Der Serienkiller vom Hüggel Tina Schick liest in Hasbergen aus „Osnabrücker Kamikatze“

Von Danica Pieper

In gemütlicher Atmosphäre las Tina Schick in der Töpferei Niehenke aus ihrem Krimi „Osnabrücker Kamikatze“. Foto: Danica PieperIn gemütlicher Atmosphäre las Tina Schick in der Töpferei Niehenke aus ihrem Krimi „Osnabrücker Kamikatze“. Foto: Danica Pieper

Hasbergen. Einen besseren Ort für ihre Lesung hätte sich Tina Schick kaum aussuchen können, spielt die Töpferei Niehenke in ihrem Krimi „Osnabrücker Kamikatze“ doch eine prominente Nebenrolle. Aber nicht nur der Ort, auch einige Personen aus dem Roman waren bei der kurzweiligen Veranstaltung in kleiner Runde anwesend.

Ein wenig verdutzt schaut Hündin Emma schon aus, schließlich ruft Tina Schick ständig „Sitz, Emma“ und „Komm, Emma“. Doch die Autorin meint nicht Emma, die es sich am Kamin der Töpferei Niehenke gemütlich gemacht hat, sondern ihr literarisches Gegenstück in „Osnabrücker Kamikatze“. Genau wie ihrem Frauchen Petra, die ebenfalls anwesend ist, kommt Emma eine besondere Rolle zu: Sie findet unter dem Laub am Boberg die Leiche einer jungen Frau.
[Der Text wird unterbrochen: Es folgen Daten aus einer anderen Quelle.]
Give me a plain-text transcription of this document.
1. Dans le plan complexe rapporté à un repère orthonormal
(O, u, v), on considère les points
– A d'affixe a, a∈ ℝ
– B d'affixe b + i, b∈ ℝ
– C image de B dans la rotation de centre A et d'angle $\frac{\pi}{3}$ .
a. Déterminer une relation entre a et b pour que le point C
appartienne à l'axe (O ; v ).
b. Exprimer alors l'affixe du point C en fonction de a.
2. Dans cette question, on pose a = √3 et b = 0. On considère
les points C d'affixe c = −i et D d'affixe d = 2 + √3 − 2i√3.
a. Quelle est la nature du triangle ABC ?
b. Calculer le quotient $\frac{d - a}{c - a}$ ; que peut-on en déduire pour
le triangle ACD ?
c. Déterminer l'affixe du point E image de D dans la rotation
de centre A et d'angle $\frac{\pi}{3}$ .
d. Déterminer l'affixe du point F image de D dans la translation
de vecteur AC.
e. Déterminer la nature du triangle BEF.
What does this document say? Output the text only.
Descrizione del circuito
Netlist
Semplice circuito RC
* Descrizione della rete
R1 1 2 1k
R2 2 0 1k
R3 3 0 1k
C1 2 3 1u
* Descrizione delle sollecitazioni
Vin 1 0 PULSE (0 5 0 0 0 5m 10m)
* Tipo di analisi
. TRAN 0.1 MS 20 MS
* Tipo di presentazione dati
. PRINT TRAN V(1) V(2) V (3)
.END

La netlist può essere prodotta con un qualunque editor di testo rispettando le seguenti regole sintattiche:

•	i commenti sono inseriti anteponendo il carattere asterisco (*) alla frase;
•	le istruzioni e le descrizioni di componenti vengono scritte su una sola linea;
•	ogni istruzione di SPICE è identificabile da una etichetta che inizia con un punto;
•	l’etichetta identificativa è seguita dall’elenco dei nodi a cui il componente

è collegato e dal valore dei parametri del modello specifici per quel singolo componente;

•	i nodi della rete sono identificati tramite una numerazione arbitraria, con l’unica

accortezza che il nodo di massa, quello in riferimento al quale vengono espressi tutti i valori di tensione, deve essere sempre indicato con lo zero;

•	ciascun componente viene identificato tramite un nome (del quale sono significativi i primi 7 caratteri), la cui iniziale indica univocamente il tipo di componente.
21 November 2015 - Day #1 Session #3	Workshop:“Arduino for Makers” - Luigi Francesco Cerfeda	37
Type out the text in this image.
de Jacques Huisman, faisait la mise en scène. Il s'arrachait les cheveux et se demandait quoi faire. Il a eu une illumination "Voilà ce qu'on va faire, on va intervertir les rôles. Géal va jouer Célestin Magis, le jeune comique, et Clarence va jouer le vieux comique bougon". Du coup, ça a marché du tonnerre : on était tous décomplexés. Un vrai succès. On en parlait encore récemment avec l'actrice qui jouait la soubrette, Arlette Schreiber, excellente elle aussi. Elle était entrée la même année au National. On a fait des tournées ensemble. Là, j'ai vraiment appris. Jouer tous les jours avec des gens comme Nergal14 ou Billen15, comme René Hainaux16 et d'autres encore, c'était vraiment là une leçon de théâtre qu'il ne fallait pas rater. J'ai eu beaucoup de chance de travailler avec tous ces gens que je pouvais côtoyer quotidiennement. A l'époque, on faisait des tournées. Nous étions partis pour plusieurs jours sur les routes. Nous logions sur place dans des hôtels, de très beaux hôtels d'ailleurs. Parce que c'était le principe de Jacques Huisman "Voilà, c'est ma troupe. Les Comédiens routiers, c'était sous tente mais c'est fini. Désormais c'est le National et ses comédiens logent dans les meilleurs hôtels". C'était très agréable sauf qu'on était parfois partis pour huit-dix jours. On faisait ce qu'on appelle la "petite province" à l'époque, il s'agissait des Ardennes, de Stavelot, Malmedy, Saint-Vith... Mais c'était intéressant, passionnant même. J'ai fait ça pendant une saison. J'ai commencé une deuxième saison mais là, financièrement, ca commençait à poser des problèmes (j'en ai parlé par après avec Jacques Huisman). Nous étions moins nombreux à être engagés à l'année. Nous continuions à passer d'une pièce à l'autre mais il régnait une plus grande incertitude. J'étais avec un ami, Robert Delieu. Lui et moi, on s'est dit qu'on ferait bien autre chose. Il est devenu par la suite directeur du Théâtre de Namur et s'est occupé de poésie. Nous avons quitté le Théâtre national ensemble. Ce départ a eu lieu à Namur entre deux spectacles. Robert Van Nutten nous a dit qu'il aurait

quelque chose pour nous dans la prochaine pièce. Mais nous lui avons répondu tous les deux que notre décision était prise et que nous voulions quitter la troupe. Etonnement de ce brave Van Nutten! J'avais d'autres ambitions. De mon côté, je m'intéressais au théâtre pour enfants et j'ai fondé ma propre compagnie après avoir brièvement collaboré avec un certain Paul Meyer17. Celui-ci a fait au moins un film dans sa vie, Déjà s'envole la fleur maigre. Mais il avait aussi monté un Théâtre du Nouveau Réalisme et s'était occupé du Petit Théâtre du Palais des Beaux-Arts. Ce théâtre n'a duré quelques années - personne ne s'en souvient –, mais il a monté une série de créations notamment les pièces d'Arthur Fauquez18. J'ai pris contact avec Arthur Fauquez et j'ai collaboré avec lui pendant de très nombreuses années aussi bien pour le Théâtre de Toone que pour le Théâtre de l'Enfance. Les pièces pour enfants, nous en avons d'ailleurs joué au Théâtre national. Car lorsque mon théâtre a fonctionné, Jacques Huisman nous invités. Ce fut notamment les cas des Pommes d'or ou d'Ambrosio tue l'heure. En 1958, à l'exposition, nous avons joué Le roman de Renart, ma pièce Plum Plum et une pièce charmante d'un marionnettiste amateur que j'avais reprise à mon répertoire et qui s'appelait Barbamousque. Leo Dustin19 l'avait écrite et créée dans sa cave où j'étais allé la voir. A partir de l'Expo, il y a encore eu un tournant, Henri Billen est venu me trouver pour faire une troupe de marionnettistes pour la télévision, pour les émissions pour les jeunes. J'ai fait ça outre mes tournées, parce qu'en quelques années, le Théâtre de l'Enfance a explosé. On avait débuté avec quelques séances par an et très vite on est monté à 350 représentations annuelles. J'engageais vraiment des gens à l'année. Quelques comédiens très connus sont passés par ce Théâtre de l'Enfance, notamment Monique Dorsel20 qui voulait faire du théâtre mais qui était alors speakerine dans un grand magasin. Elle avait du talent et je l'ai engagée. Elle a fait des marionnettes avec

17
Zuvor hatte Schick vorgelesen, wie Janka vergeblich versucht, aus dem „Bulgarenhaus“ am Rosenplatz zu fliehen. Ist sie die Tote in dem blauen Müllsack? Bevor das Rätsel gelöst ist, tauchen noch zwei weitere Leichen auf: Eine an der Gedenkstätte am Augustaschacht und eine am Wanderparkplatz am Steinbrink. Kommissarin Johnny Kramer muss herausfinden, ob ein Serienmörder am Hüggel sein Unwesen treibt. Unterstützung erhält sie dabei von ihrer Freundin Lisa von Suttner und deren Katze Chilly.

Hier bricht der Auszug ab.